Avec ce disque consacré à Alain Vanzo dans le répertoire italien, le label Malibran remplit pleinement sa mission et vient nous remettre en mémoire des gloires injustement négligées. Car si la suprématie du ténor est connue et reconnue dans la musique française, on oublie trop aisément qu’il brilla aussi dans l’opéra italien, comme l’y invitaient ses origines familiales : monégasque, Alain Vanzo était d’ascendance transalpine et la langue n’était donc pas pour lui un obstacle. Et comme on le dit dans la version française du quatuor de Rigoletto, « Un jour, bel ange, un jour béni », il est apparu pour chanter l’italien.
Les choses s’engagent pourtant de manière un peu curieuse, avec les deux extraits de Don Giovanni. On s’étonne de la blancheur de la voix sur certains aigus, et cet Ottavio paraît un peu trop désincarné, un peu trop chanteur de charme. Heureusement, il s’enhardit un peu pour annoncer qu’il reviendra seulement pour annoncer morts et massacres… Pour échapper à toute mièvrerie, le personnage a sans doute besoin de plus vigueur dans l’accent, mais ce qu’on ose à peine appeler un défaut devient une qualité aussitôt qu’on aborde le répertoire authentiquement italien. Ecoutez ces Rossini tels que plus personne n’existe aujourd’hui pour les chanter avec une telle morbidezza ; on se résigne aujourd’hui souvent à entendre dans cette musique des timbres sans séduction, uniquement parce qu’ils ont la virtuosité requise. Vanzo ne craignait pas d’émettre les suraigus en voix de tête, mais cela nous vaut une séduction rare dans tout le reste de la tessiture.
On le sait, Joan Sutherland n’eut pas toujours la main heureuse en matière de ténors : Vanzo avait été son partenaire à Paris et à Londres dans Lucia di Lammermoor, que ne fit-elle appel à lui pour d’autres enregistrements que sa Lakmé de 1968, puisque, surtout dans le répertoire romantique français, il aurait été infiniment préférable au calamiteux Anastasios Vrenios dans Les Huguenots ? Son Edgardo est parfait, sa « Furtiva lagrima » est comparable aux témoignages que les plus grands ténors nous ont laissés.

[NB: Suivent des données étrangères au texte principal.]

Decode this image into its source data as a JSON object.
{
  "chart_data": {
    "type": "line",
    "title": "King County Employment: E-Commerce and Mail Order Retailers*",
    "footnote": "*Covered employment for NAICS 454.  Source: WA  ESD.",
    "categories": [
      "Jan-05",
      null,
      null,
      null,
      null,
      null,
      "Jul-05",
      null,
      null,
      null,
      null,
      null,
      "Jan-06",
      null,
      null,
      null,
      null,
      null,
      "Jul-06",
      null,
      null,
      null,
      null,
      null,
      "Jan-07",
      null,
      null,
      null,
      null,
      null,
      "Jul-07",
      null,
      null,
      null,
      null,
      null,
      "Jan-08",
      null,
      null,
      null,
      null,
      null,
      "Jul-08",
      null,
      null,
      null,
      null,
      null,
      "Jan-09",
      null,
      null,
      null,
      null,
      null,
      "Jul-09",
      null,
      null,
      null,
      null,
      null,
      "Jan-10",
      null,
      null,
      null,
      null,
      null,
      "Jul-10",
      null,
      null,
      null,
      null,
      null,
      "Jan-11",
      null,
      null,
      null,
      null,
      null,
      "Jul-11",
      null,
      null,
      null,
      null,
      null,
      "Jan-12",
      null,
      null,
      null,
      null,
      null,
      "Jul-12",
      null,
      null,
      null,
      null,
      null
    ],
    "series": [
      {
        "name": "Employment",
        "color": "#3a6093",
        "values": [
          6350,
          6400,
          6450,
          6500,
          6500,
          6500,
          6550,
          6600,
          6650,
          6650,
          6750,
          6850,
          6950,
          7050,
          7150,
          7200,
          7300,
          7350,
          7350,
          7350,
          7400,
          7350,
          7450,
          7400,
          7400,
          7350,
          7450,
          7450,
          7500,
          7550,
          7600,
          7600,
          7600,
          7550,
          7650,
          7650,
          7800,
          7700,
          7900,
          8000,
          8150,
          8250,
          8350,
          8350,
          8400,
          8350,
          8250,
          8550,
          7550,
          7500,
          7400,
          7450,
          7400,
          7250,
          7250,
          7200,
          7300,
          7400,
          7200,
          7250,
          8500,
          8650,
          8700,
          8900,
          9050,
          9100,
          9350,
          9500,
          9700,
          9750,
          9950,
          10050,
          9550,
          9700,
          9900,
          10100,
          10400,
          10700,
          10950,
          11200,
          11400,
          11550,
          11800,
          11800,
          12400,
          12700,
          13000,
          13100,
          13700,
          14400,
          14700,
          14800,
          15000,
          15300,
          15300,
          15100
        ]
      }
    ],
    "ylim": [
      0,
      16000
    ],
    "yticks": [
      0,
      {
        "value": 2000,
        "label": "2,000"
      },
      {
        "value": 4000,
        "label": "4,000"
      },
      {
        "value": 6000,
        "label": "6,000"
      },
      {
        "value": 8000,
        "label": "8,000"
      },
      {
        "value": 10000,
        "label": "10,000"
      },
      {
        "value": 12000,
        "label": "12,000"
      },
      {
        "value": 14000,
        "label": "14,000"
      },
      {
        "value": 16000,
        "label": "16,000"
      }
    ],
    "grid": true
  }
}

Quant aux versions françaises, qui alternent ici avec les originaux en italien, elles ne doivent en aucun cas disqualifier ces enregistrements. Du temps où Puccini appartenait au répertoire de l’Opéra-Comique (qui en gardait jalousement l’exclusivité), il semblait tout naturel de chanter en français La Bohème – d’autant plus que l’action se situe à Paris – où Madame Butterfly. Ce Rodolphe-là est bien un poète, et même l’odieux Pinkerton devient artiste quand Alain Vanzo lui prête sa voix. Et bien que francophone, le Rigoletto qu’on entend ici n’est décidément pas à dédaigner : Renée Doria pouvait certes chanter Olympia, mais elle avait aussi à son actif des rôles autrement exigeants, et elle s’intègre parfaitement au quatuor du dernier acte ; quant à Robert Massard et Denise Scharley, on ne voit guère comment on pourrait espérer mieux que ce Rigoletto éloquent et cette Maddalena majestueuse (écoutez ses « Ah ah, j’en ris ! » dans le quatuor). Chanté par Vanzo, le Duc de Mantoue est presque trop sympathique ; dommage qu’on ne l’entende pas aussi dans « Possente amor mi chiama ». Seul bémol : l’orchestre dirigé de façon un peu prosaïque et lourde par Jésus Etcheverry. Chez Verdi, Alain Vanzo fut aussi un superbe Riccardo du Bal masqué, avec pourtant de tout autres moyens qu’Albert Lance, également interprète du rôle au Palais Garnier.
Ce disque inclut une vraie rareté, l’extrait de l’autre Bohème, celle de Leoncavallo, et l’on se demande quand la France se décidera enfin à donner sa chance à cette œuvre. On entend aussi un extrait du Chevalier à la rose, sans doute venant des représentations dirigées par Louis Fourestier en 1962 à l’Opéra de Paris, avec Elisabeth Schwarzkopf, Suzanne Sarroca et Liliane Berton. Entre les deux couplets du chanteur italien, on découvre d’autres partenaires d’Alain Vanzo : si le notaire, aux halètements comiques, ne semble pas avoir l’allemand pour langue maternelle (il s’agirait de Michel Forel), l’Ochs du Britannique Michael Langdon paraît beaucoup plus à son aise, à défaut d’être vraiment truculent. Ce document sonore appartient à Madame Alain Vanzo, et l’on rêve de pouvoir un jour en découvrir l’intégralité.